National Theatre, Prague

National Theatre

The National Theatre seen from Prague Castle

The theatre seen from
Prague Castle

During the mid-nineteenth century, when Prague was still under Austrian rule, Prague citizens planned on building a theatre that was to become a beacon of Czech culture. When the government in Vienna refused to help fund the construction of the theatre, a successful appeal was made to all Czech citizens to contribute. Many individuals were more than happy to contribute as everyone wanted to be part of this national project.

Construction of the theatre started in 1865 and it was completed sixteen years later, in 1881.

The design

Czech architect Josef Zítek was responsible for the design, a masterpiece of neo-Renaissance architecture. Zítek had been schooled in the Viennese architecture school but he added Italianate design elements and involved his generation’s most important painters and sculptors in the process. As such the building became a symbol of national culture and independence at a time when there was a growing resentment towards the foreign rulers.

New Scene, National Theatre, Prague

New Scene

Fire and Reconstruction

Disaster struck on August 12, 1881, just days before the planned opening, when a fire ravaged the building. Only the outer walls were still standing. The fire was probably started by workers who were still finishing the building’s roof.

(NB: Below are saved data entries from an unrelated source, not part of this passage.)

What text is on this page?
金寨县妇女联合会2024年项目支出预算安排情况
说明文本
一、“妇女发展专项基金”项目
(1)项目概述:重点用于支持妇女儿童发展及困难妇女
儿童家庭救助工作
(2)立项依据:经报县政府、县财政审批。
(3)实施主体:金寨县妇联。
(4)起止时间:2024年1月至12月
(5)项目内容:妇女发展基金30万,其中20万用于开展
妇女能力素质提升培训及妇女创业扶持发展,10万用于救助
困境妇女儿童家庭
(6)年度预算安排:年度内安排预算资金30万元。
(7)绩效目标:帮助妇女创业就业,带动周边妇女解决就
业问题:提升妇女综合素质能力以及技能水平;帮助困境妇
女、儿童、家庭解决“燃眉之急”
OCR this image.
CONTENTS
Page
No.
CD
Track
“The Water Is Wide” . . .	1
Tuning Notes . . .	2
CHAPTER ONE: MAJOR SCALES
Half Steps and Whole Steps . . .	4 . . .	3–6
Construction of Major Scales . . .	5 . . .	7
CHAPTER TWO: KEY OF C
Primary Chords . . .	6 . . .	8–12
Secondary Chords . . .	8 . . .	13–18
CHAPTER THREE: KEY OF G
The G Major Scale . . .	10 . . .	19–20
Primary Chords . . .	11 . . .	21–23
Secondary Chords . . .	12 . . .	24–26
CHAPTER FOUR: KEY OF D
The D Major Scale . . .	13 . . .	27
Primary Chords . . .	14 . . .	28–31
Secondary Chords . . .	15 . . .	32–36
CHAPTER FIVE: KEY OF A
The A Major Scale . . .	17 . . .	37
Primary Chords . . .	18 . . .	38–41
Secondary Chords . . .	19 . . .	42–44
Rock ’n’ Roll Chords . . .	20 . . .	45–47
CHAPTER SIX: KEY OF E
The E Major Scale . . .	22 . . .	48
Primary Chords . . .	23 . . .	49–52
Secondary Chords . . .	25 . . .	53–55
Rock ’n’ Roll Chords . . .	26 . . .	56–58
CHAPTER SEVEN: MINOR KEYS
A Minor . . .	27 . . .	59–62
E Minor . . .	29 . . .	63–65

Balconies in the National Theatre, Prague

Balconies

Chandelier in the National Theatre, Prague

Chandelier

It took just six weeks to collect sufficient funds to rebuild the theatre and it finally opened two years later, in 1883, with Libuše, an opera by Smetana specifically created for this occasion. The reconstruction was led by Josef Schultz – a colleague of Josef Zítek – who altered the original design and even expanded the building.

Modern Annex

In 1977 the theatre closed for renovation and at the same time a modern glass addition (the New Scene) was built as an annex to the historical theatre. The National Theatre reopened in 1983 with Smetana’s Libuše, exactly one hundred years after the original opening.